Ushered past the door through the dark interior, Dot is allowed into their home – and into their lives.
This was 1958 and Dot was to spend more than five years entering similar doors in some of Birmingham’s most deprived neighbourhoods.
A newly-qualified health visitor, she was part of a team based at the Lancaster Street Child Health Clinic responsible for more than 1,000 families packed in to a small area of streets in Aston.

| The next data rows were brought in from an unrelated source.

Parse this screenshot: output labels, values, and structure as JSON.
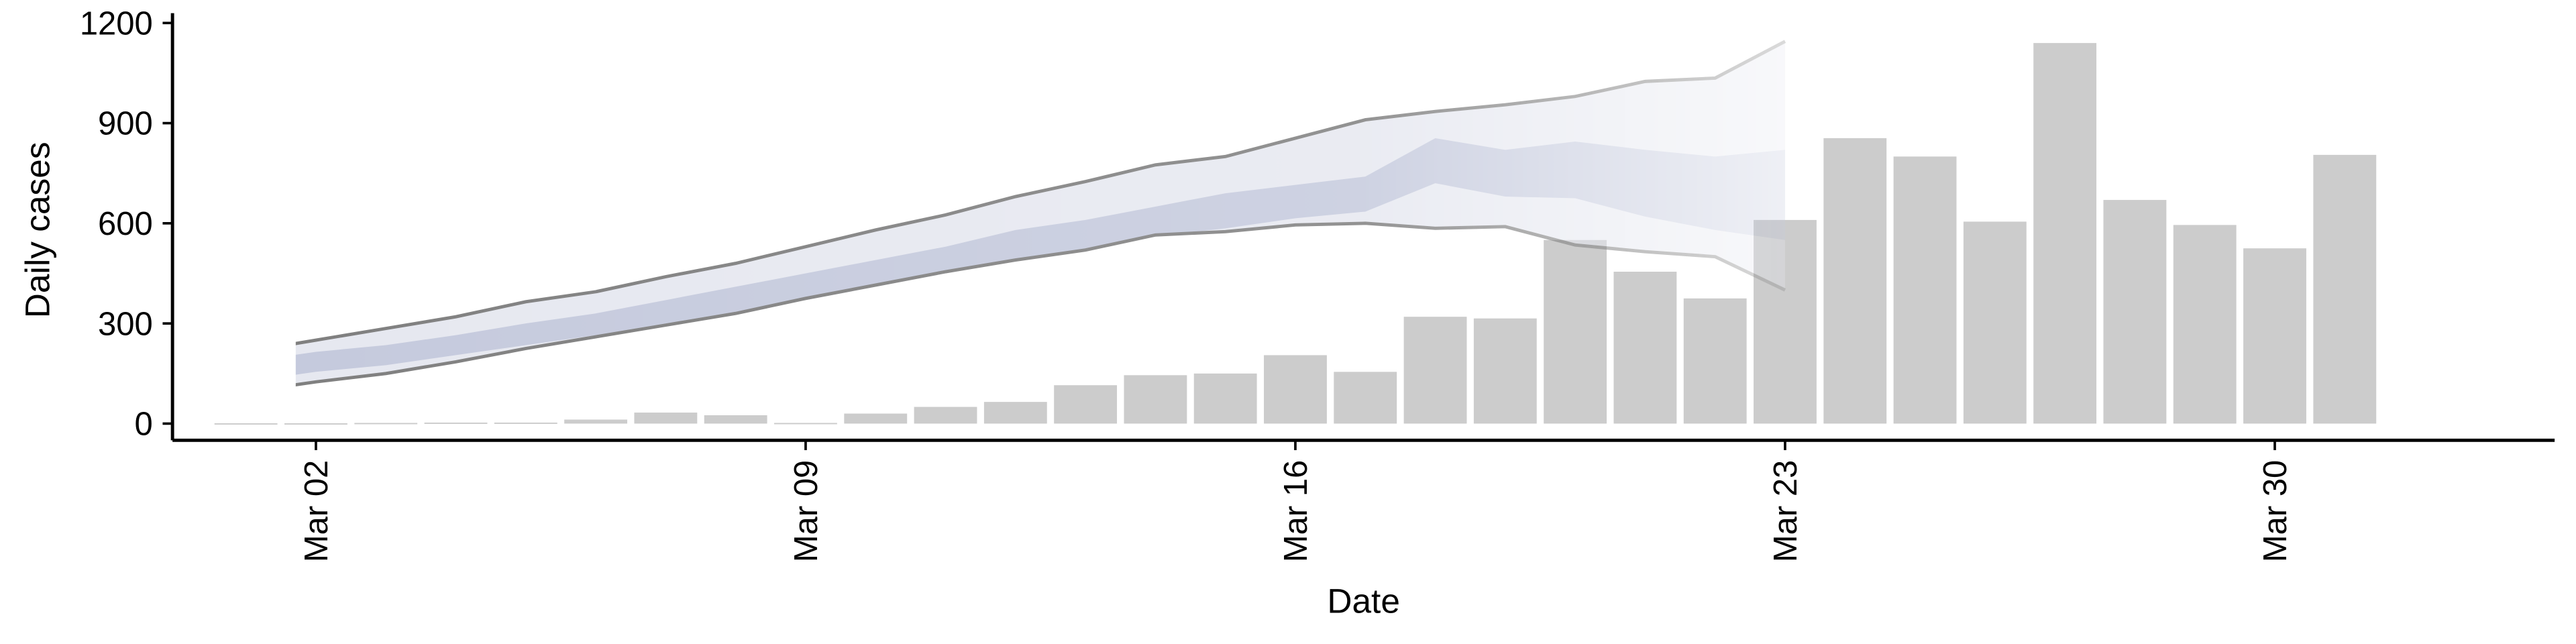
{
  "chart_data": {
    "type": "bar",
    "x_label": "Date",
    "y_label": "Daily cases",
    "x": [
      1,
      2,
      3,
      4,
      5,
      6,
      7,
      8,
      9,
      10,
      11,
      12,
      13,
      14,
      15,
      16,
      17,
      18,
      19,
      20,
      21,
      22,
      23,
      24,
      25,
      26,
      27,
      28,
      29,
      30,
      31
    ],
    "values": [
      1,
      1,
      2,
      3,
      3,
      12,
      33,
      25,
      2,
      30,
      50,
      65,
      115,
      145,
      150,
      205,
      155,
      320,
      315,
      550,
      455,
      375,
      610,
      855,
      800,
      605,
      1140,
      670,
      595,
      525,
      805
    ],
    "color": "#cccccc",
    "ribbon": {
      "x": [
        1,
        2,
        3,
        4,
        5,
        6,
        7,
        8,
        9,
        10,
        11,
        12,
        13,
        14,
        15,
        16,
        17,
        18,
        19,
        20,
        21,
        22,
        23
      ],
      "outer_upper": [
        215,
        250,
        285,
        320,
        365,
        395,
        440,
        480,
        530,
        580,
        625,
        680,
        725,
        775,
        800,
        855,
        910,
        935,
        955,
        980,
        1025,
        1035,
        1145
      ],
      "outer_lower": [
        95,
        125,
        150,
        185,
        225,
        260,
        295,
        330,
        375,
        415,
        455,
        490,
        520,
        565,
        575,
        595,
        600,
        585,
        590,
        535,
        515,
        500,
        400
      ],
      "inner_upper": [
        185,
        215,
        235,
        265,
        300,
        330,
        370,
        410,
        450,
        490,
        530,
        580,
        610,
        650,
        690,
        715,
        740,
        855,
        820,
        845,
        820,
        800,
        820
      ],
      "inner_lower": [
        125,
        155,
        175,
        205,
        235,
        265,
        300,
        335,
        370,
        410,
        450,
        490,
        520,
        560,
        585,
        615,
        635,
        720,
        680,
        675,
        620,
        580,
        550
      ],
      "outer_color": "#e6e8f0",
      "inner_color": "#c5cadd",
      "line_color": "#7f7f7f"
    },
    "xlim": [
      -0.05,
      34
    ],
    "xticks": [
      {
        "value": 2,
        "label": "Mar 02"
      },
      {
        "value": 9,
        "label": "Mar 09"
      },
      {
        "value": 16,
        "label": "Mar 16"
      },
      {
        "value": 23,
        "label": "Mar 23"
      },
      {
        "value": 30,
        "label": "Mar 30"
      }
    ],
    "ylim": [
      -50,
      1200
    ],
    "yticks": [
      0,
      300,
      600,
      900,
      1200
    ]
  }
}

In some ways Dot Compton is fictional. She is the lead character in a book Bread, Jam and a Borrowed Pram written by Dot May Dunn. But she is also very closely based on Dot’s own experiences and the families she met in the area around the Victoria Road, Park Lane, Clifton Road and Upper Thomas Street area where she worked in the late 1950s and early 1960s. At the time she was Dot Walker, but decided to change her name to Compton for the book.
Bread, Jam and a Borrowed Pram follows on her first memoires, Twelve Babies on a Bike, which recounted her time as a pupil midwife and went on to be a best-seller.